Countries fail to agree on draft text for sustainable development goals and definition of key objectives including green economy
The Rio+ 20 Earth summit could collapse after countries failed to agree on acceptable language just two weeks before 120 world leaders arrive at the biggest UN summit ever organised, WWF warned on Wednesday.
An extra week given over to the UN’s preparatory negotiations in New York fell into disarray over the weekend as talks aimed to bring countries together to set a new path for sustainable development splintered into 19 separate dialogues with major internal disagreements on the processes to be followed.
“We are facing two likely scenarios – an agreement so weak it is meaningless, or complete collapse. Neither of these options would give the world what it needs. Country positions are still too entrenched and too far apart to provide a meaningful draft agreement for approval by an expected 120 heads of state”, said WWF director general Jim Leape.
Countries are not being asked by the UN to legally commit themselves to anything, but only to sign up to an aspirational “roadmap” contained in a document called “the future we want” and to a commitment to the so-called ‘green economy’ of jobs generated from industries such as renewable energy and energy efficiency. It is hoped that they will also agree to introduce by 2015 a set of sustainable development goals (SDGs) similar in ambition to the millennium development goals which covered areas like HIV reduction and clean water provision.

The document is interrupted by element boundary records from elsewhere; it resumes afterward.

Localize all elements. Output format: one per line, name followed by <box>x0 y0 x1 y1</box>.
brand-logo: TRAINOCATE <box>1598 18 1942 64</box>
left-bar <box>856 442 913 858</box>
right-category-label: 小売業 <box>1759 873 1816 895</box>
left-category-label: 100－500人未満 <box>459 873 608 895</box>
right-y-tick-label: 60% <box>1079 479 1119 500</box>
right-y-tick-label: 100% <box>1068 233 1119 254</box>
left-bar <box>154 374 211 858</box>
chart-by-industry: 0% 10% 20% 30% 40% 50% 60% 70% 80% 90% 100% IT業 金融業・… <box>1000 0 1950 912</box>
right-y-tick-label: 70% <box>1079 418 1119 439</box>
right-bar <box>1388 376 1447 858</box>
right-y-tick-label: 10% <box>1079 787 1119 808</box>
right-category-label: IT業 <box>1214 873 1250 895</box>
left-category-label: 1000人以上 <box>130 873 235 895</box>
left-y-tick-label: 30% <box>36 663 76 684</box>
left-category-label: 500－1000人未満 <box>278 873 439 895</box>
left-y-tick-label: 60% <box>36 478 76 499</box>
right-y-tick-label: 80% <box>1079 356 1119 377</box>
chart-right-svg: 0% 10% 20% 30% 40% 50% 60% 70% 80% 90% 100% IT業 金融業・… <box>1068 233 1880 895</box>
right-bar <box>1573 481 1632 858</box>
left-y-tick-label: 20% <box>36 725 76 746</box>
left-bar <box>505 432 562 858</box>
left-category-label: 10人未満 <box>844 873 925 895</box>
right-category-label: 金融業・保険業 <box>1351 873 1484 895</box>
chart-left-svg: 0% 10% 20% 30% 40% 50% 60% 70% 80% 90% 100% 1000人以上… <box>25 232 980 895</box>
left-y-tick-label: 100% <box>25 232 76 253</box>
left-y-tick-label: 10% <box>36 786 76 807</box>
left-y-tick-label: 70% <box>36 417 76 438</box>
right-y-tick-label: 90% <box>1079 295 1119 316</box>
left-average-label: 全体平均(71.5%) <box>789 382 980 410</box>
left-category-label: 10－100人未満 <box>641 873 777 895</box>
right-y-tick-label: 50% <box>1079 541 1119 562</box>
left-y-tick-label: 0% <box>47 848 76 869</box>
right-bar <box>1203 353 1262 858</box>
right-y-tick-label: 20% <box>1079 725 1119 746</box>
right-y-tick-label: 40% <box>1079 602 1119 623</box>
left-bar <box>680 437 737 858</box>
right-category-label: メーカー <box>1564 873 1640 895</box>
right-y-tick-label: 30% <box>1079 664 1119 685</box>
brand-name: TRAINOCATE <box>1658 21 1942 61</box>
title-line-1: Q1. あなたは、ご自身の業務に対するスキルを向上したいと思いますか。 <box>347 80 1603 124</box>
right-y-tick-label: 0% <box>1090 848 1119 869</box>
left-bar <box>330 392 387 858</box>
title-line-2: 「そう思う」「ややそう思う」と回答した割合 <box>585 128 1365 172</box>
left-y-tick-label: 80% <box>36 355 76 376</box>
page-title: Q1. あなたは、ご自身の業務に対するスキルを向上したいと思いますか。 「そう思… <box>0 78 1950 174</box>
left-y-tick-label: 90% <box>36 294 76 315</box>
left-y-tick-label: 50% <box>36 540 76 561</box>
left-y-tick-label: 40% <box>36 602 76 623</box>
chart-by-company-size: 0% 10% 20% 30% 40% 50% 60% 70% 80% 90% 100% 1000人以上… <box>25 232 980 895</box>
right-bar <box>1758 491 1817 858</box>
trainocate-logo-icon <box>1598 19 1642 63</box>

The SDGs could cover areas such as energy, water and food.
However, in a repeat of battles played out in global climate and trade talks, they have fought bitterly over every comma and phrase in the prepartory meetings and in particular are still deeply divided over the definition and scope of the phrase “green economy”. They are now expected to take several years to identify, formulate and agree on the goals.
According to both WWF and Malaysia-based NGO Third World Network, the most recent draft text put forward in New York was a “significant weakening” of previous drafts, particularly in the areas of valuing natural wealth and ocean protection.